Наиболее обеспокоен был Сорби. От волнения у него даже дрожали руки. Схватив за плечо Терразини, он спросил:
— Что это значит?
Адвокат неопределенно развел руками.
— Хочет выиграть время. Посоветоваться с друзьями в Нью-Йорке.
— Так это дело может лопнуть. — При одной этой мысли ноги у Сорби стали ватными.
— Может лопнуть, может лопнуть, — спокойно повторил Терразини. — Может географически переместиться. Это было бы досадно. Потерянное время. Напрасные поездки.
Когда они вышли во двор виллы, они снова попали в поле зрения парня, затаившегося на вершине холма. При помощи своего телеобъектива он вновь запечатлел на пленке всех участников этого совещания.
* * *
В одном сицилийском ресторане в Риме Терразини с Карризи ели лангустов.
— Эти твои друзья, — жаловался Карризи, — слишком жадны. Пятнадцать процентов! И, кроме того, они слишком наглы. Со мной такие номера не проходят. Нет!
Терразини попытался смягчить обиду Карризи.
— Но это влиятельные люди. Ассоциация Лаудео весьма сильна. У нее везде связи.
Карризи высосал клешню лангуста.
— У нас в Америке такого не бывает. Все ясно и понятно. Как в универсаме: вот тут деньги, а тут товар. Без всяких фокусов. Поэтому я и начал новую жизнь в Америке. Я родился здесь, но мышление у меня американское.
Он взял бокал шампанского и осушил его до дна.
— Эти твои друзья скользкие, как угри. А я не ловлю угрей. Я занимаюсь бизнесом, как это вы говорите — делами.
— Да, — согласился с ним Терразини, — тут у нас ко всему примешивается политика.
— А! — Карризи рубанул рукой по воздуху. — У нас и с политическим деятелем ты говоришь в открытую. Республиканец или демократ, один черт.
— Так, значит, ты думаешь отказаться от этого вложения капитала?
— Если эти типы не перестанут морочить мне голову, то да. Мир велик, а доллары все хотят заполучить.
Терразини выдвинул другое предложение:
— А что, если мы все это обтяпаем между собой — между сицилийцами? Нам будет легче прийти к соглашению.
— Вот было бы здорово! — ответил Карризи. — И почему это Сицилия в конце войны не отделилась от Италии? Видишь ли, Терразини, я не хочу, чтобы надо мной потешались от Детройта до Лас-Вегаса. Болтунов вокруг себя я не потерплю.
— Сицилийцы умеют молчать.
Американец провел языком по зубам.
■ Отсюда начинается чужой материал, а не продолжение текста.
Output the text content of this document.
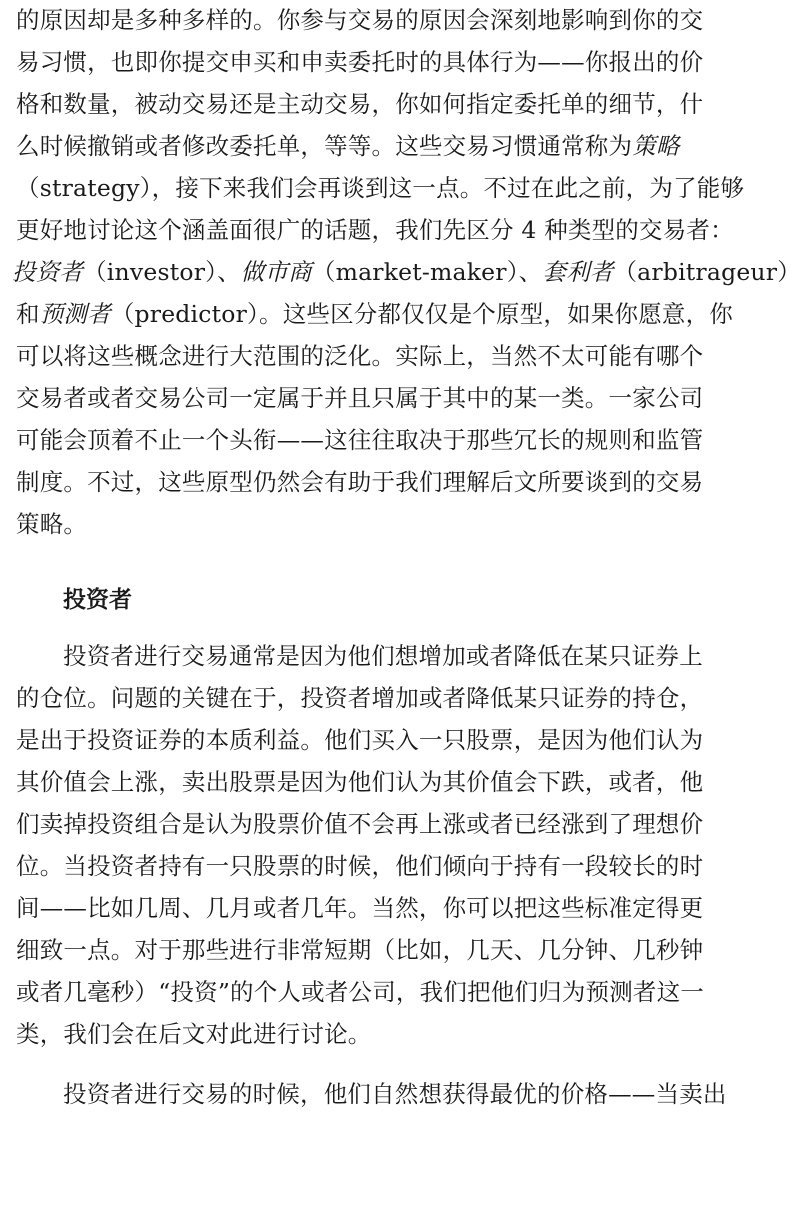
的原因却是多种多样的。你参与交易的原因会深刻地影响到你的交
易习惯，也即你提交申买和申卖委托时的具体行为——你报出的价
格和数量，被动交易还是主动交易，你如何指定委托单的细节，什
么时候撤销或者修改委托单，等等。这些交易习惯通常称为策略
（strategy），接下来我们会再谈到这一点。不过在此之前，为了能够
更好地讨论这个涵盖面很广的话题，我们先区分 4 种类型的交易者：
投资者（investor）、做市商（market-maker）、套利者（arbitrageur）
和预测者（predictor）。这些区分都仅仅是个原型，如果你愿意，你
可以将这些概念进行大范围的泛化。实际上，当然不太可能有哪个
交易者或者交易公司一定属于并且只属于其中的某一类。一家公司
可能会顶着不止一个头衔——这往往取决于那些冗长的规则和监管
制度。不过，这些原型仍然会有助于我们理解后文所要谈到的交易
策略。
投资者
投资者进行交易通常是因为他们想增加或者降低在某只证券上
的仓位。问题的关键在于，投资者增加或者降低某只证券的持仓，
是出于投资证券的本质利益。他们买入一只股票，是因为他们认为
其价值会上涨，卖出股票是因为他们认为其价值会下跌，或者，他
们卖掉投资组合是认为股票价值不会再上涨或者已经涨到了理想价
位。当投资者持有一只股票的时候，他们倾向于持有一段较长的时
间——比如几周、几月或者几年。当然，你可以把这些标准定得更
细致一点。对于那些进行非常短期（比如，几天、几分钟、几秒钟
或者几毫秒）“投资”的个人或者公司，我们把他们归为预测者这一
类，我们会在后文对此进行讨论。
投资者进行交易的时候，他们自然想获得最优的价格——当卖出
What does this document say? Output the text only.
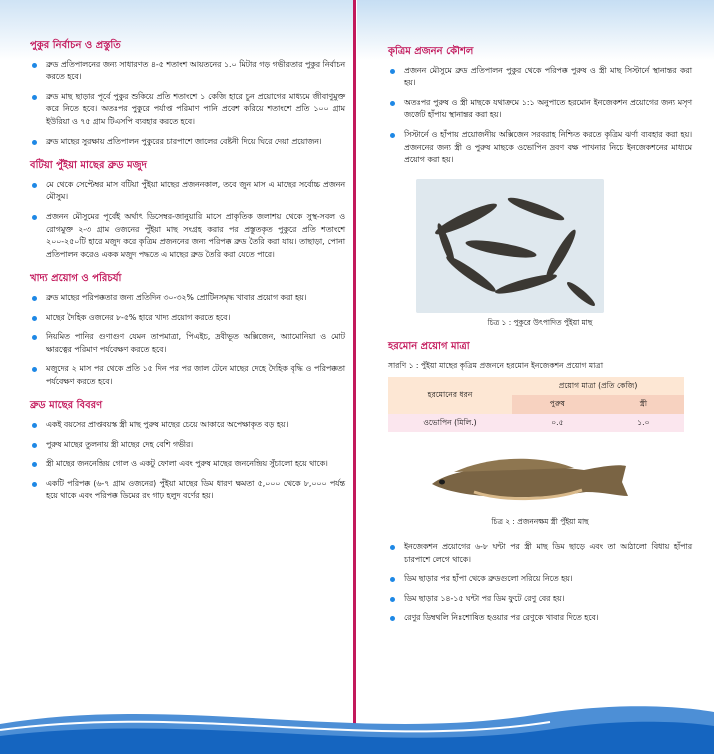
পুকুর নির্বাচন ও প্রস্তুতি
ব্রুড প্রতিপালনের জন্য সাধারণত ৪-৫ শতাংশ আয়তনের ১.০ মিটার গড় গভীরতার পুকুর নির্বাচন করতে হবে।
ব্রুড মাছ ছাড়ার পূর্বে পুকুর শুকিয়ে প্রতি শতাংশে ১ কেজি হারে চুন প্রয়োগের মাধ্যমে জীবাণুমুক্ত করে নিতে হবে। অতঃপর পুকুরে পর্যাপ্ত পরিমাণ পানি প্রবেশ করিয়ে শতাংশে প্রতি ১০০ গ্রাম ইউরিয়া ও ৭৫ গ্রাম টিএসপি ব্যবহার করতে হবে।
ব্রুড মাছের সুরক্ষায় প্রতিপালন পুকুরের চারপাশে জালের বেষ্টনী দিয়ে ঘিরে দেয়া প্রয়োজন।
বটিয়া পুঁইয়া মাছের ব্রুড মজুদ
মে থেকে সেপ্টেম্বর মাস বটিয়া পুঁইয়া মাছের প্রজননকাল, তবে জুন মাস এ মাছের সর্বোচ্চ প্রজনন মৌসুম।
প্রজনন মৌসুমের পূর্বেই অর্থাৎ ডিসেম্বর-জানুয়ারি মাসে প্রাকৃতিক জলাশয় থেকে সুস্থ-সবল ও রোগমুক্ত ২-৩ গ্রাম ওজনের পুঁইয়া মাছ সংগ্রহ করার পর প্রস্তুতকৃত পুকুরে প্রতি শতাংশে ২০০-২৫০টি হারে মজুদ করে কৃত্রিম প্রজননের জন্য পরিপক্ক ব্রুড তৈরি করা যায়। তাছাড়া, পোনা প্রতিপালন করেও একক মজুদ পদ্ধতে এ মাছের ব্রুড তৈরি করা যেতে পারে।
খাদ্য প্রয়োগ ও পরিচর্যা
ব্রুড মাছের পরিপক্কতার জন্য প্রতিদিন ৩০-৩২% প্রোটিনসমৃদ্ধ খাবার প্রয়োগ করা হয়।
মাছের দৈহিক ওজনের ৮-৫% হারে খাদ্য প্রয়োগ করতে হবে।
নিয়মিত পানির গুণাগুণ যেমন তাপমাত্রা, পিএইচ, দ্রবীভূত অক্সিজেন, অ্যামোনিয়া ও মোট ক্ষারত্বের পরিমাণ পর্যবেক্ষণ করতে হবে।
মজুদের ২ মাস পর থেকে প্রতি ১৫ দিন পর পর জাল টেনে মাছের দেহে দৈহিক বৃদ্ধি ও পরিপক্কতা পর্যবেক্ষণ করতে হবে।
ব্রুড মাছের বিবরণ
একই বয়সের প্রাপ্তবয়স্ক স্ত্রী মাছ পুরুষ মাছের চেয়ে আকারে অপেক্ষাকৃত বড় হয়।
পুরুষ মাছের তুলনায় স্ত্রী মাছের দেহ বেশি গভীর।
স্ত্রী মাছের জননেন্দ্রিয় গোল ও একটু ফোলা এবং পুরুষ মাছের জননেন্দ্রিয় সুঁচালো হয়ে থাকে।
একটি পরিপক্ক (৬-৭ গ্রাম ওজনের) পুঁইয়া মাছের ডিম ধারণ ক্ষমতা ৫,০০০ থেকে ৮,০০০ পর্যন্ত হয়ে থাকে এবং পরিপক্ক ডিমের রং গাঢ় হলুদ বর্ণের হয়।
কৃত্রিম প্রজনন কৌশল
প্রজনন মৌসুমে ব্রুড প্রতিপালন পুকুর থেকে পরিপক্ক পুরুষ ও স্ত্রী মাছ সিস্টার্নে স্থানান্তর করা হয়।
অতঃপর পুরুষ ও স্ত্রী মাছকে যথাক্রমে ১:১ অনুপাতে হরমোন ইনজেকশন প্রয়োগের জন্য মসৃণ জর্জেট হাঁপায় স্থানান্তর করা হয়।
সিস্টার্নে ও হাঁপায় প্রয়োজনীয় অক্সিজেন সরবরাহ নিশ্চিত করতে কৃত্রিম ঝর্ণা ব্যবহার করা হয়। প্রজননের জন্য স্ত্রী ও পুরুষ মাছকে ওভোপিন দ্রবণ বক্ষ পাখনার নিচে ইনজেকশনের মাধ্যমে প্রয়োগ করা হয়।
চিত্র ১ : পুকুরে উৎপাদিত পুঁইয়া মাছ
হরমোন প্রয়োগ মাত্রা
সারণি ১ : পুঁইয়া মাছের কৃত্রিম প্রজননে হরমোন ইনজেকশন প্রয়োগ মাত্রা
হরমোনের ধরন	প্রয়োগ মাত্রা (প্রতি কেজি)	
	পুরুষ	স্ত্রী
ওভোপিন (মিলি.)	০.৫	১.০
চিত্র ২ : প্রজননক্ষম স্ত্রী পুঁইয়া মাছ
ইনজেকশন প্রয়োগের ৬-৮ ঘন্টা পর স্ত্রী মাছ ডিম ছাড়ে এবং তা আঠালো বিধায় হাঁপার চারপাশে লেগে থাকে।
ডিম ছাড়ার পর হাঁপা থেকে ব্রুডগুলো সরিয়ে নিতে হয়।
ডিম ছাড়ার ১৪-১৫ ঘন্টা পর ডিম ফুটে রেণু বের হয়।
রেণুর ডিম্বথলি নিঃশোষিত হওয়ার পর রেণুকে খাবার দিতে হবে।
И принял мгновенное решение:
— Окэй. Поговори с сицилийскими друзьями. Возьми все на себя.
— Не беспокойся, Фрэнк, — сказал Терразини, похлопав его по руке. — У нас, чтобы разрешить, важный вопрос, необходимы три вещи: женщина, журналист, который пишет по твоему заказу всякие глупости в газетах, и свой человек в секретных органах.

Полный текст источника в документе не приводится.